In January 2014, Monitor (the sector regulator for health services in England) published draft guidance for NHS foundation trusts to structure reviews of their governance.
The proposed framework expands on the existing quality governance approach to include the board’s role in strategic planning and organisational oversight. It sets out four domains, several high level questions and a body of ‘good practice’ that reviewers and organisations can use to assess governance.
The Health Foundation’s response
In our response we:
- set out our evidence about the role of boards in promoting quality improvement, patient safety and person-centredness
- make specific recommendations on the governance review process and make recommendations about the domain of measurement, specifically how patient safety and person-centred care can be measured by boards.
We agree that there needs to be a robust system for reviewing board governance – given the significant role boards play in driving and embedding improvement in care. We think that board members and other staff need to be closely involved in the review process and that this will help to build capability, ensure that findings are meaningful to the organisation and have a resonance beyond the lifetime of the review.

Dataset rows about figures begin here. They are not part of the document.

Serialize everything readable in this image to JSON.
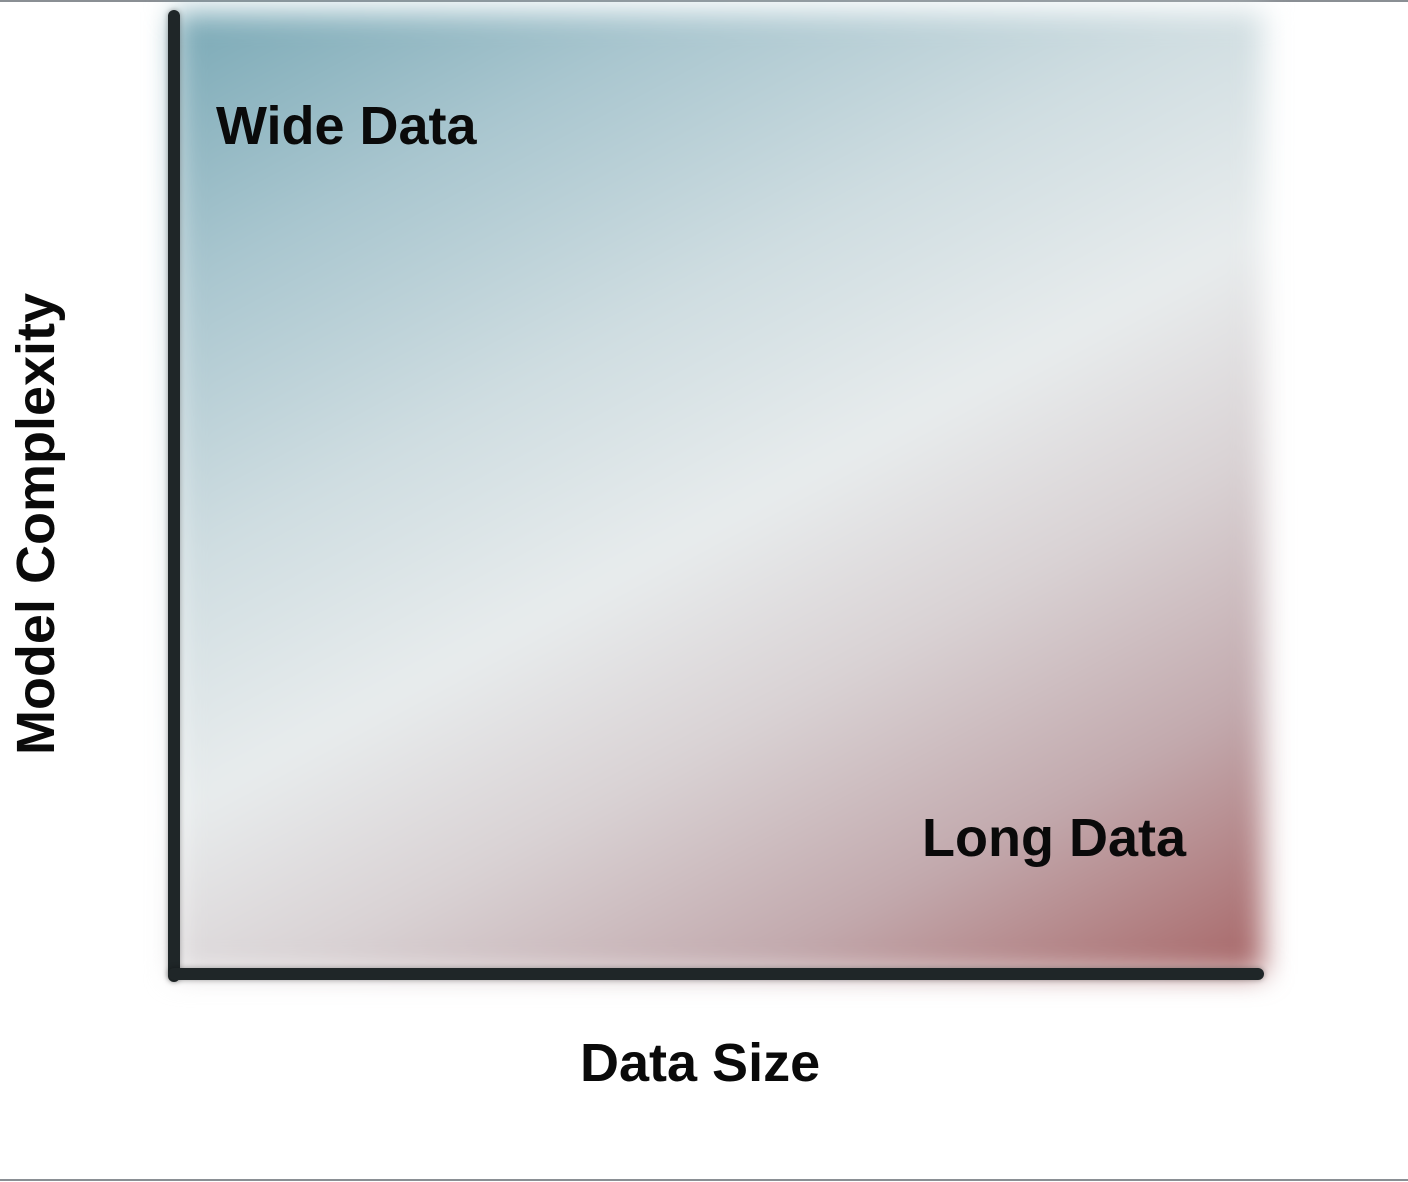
{
  "diagram": {
    "x_axis_title": "Data Size",
    "y_axis_title": "Model Complexity",
    "regions": [
      {
        "label": "Wide Data",
        "corner": "top-left",
        "color": "#7aa9b6"
      },
      {
        "label": "Long Data",
        "corner": "bottom-right",
        "color": "#a76566"
      }
    ],
    "colors": {
      "axis": "#1f2628",
      "text": "#0a0a0a",
      "gradient_start": "#7aa9b6",
      "gradient_mid": "#e8eced",
      "gradient_end": "#a76566"
    }
  }
}
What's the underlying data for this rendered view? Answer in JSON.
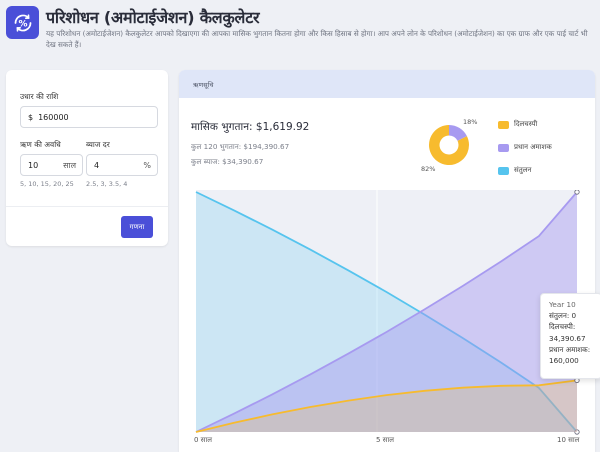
{
  "header": {
    "title": "परिशोधन (अमोटाईजेशन) कैलकुलेटर",
    "subtitle": "यह परिशोधन (अमोटाईजेशन) कैलकुलेटर आपको दिखाएगा की आपका मासिक भुगतान कितना होगा और किस हिसाब से होगा। आप अपने लोन के परिशोधन (अमोटाईजेशन) का एक ग्राफ और एक पाई चार्ट भी देख सकते हैं।",
    "logo_icon": "percent-refresh-icon"
  },
  "form": {
    "amount_label": "उधार की राशि",
    "amount_prefix": "$",
    "amount_value": "160000",
    "term_label": "ऋण की अवधि",
    "term_value": "10",
    "term_unit": "साल",
    "term_hint": "5, 10, 15, 20, 25",
    "rate_label": "ब्याज दर",
    "rate_value": "4",
    "rate_unit": "%",
    "rate_hint": "2.5, 3, 3.5, 4",
    "calculate_label": "गणना"
  },
  "results": {
    "header": "ऋणसूचि",
    "monthly_payment": "मासिक भुगतान: $1,619.92",
    "total_payments": "कुल 120 भुगतान: $194,390.67",
    "total_interest": "कुल ब्याज: $34,390.67"
  },
  "legend": [
    {
      "label": "दिलचस्पी",
      "color": "#f7bb2e"
    },
    {
      "label": "प्रधान अमाशक",
      "color": "#a79af0"
    },
    {
      "label": "संतुलन",
      "color": "#56c4ee"
    }
  ],
  "pie": {
    "interest_pct_label": "18%",
    "principal_pct_label": "82%"
  },
  "tooltip": {
    "year": "Year 10",
    "balance": "संतुलन: 0",
    "interest_label": "दिलचस्पी:",
    "interest_value": "34,390.67",
    "principal_label": "प्रधान अमाशक:",
    "principal_value": "160,000"
  },
  "chart_data": {
    "type": "area",
    "x": [
      0,
      1,
      2,
      3,
      4,
      5,
      6,
      7,
      8,
      9,
      10
    ],
    "x_tick_labels": [
      "0 साल",
      "5 साल",
      "10 साल"
    ],
    "x_tick_values": [
      0,
      5,
      10
    ],
    "ylim": [
      0,
      160000
    ],
    "series": [
      {
        "name": "संतुलन",
        "color": "#56c4ee",
        "values": [
          160000,
          147710,
          134920,
          121600,
          107740,
          93310,
          78290,
          62650,
          46370,
          29430,
          0
        ]
      },
      {
        "name": "प्रधान अमाशक",
        "color": "#a79af0",
        "values": [
          0,
          12290,
          25080,
          38400,
          52260,
          66690,
          81710,
          97350,
          113630,
          130570,
          160000
        ]
      },
      {
        "name": "दिलचस्पी",
        "color": "#f7bb2e",
        "values": [
          0,
          6150,
          11700,
          16640,
          20950,
          24570,
          27460,
          29560,
          30810,
          31140,
          34390
        ]
      }
    ],
    "grid": false,
    "legend_placement": "top-right"
  }
}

We also suggest that the review needs to pay close attention to how data and other intelligence about safety and quality is interrogated and used by boards. It is crucial to ensure that boards have the skills necessary to interpret data effectively and appreciate its limitations and are not reliant on written intelligence alone.
Finally, we think the way person-centred care is defined needs revisiting. The review process provides an important opportunity to assess to person-centredness of the care being delivered by each organisation, so we need to ensure that the associated review guidance provides a clear explanation of the areas on which boards need to focus.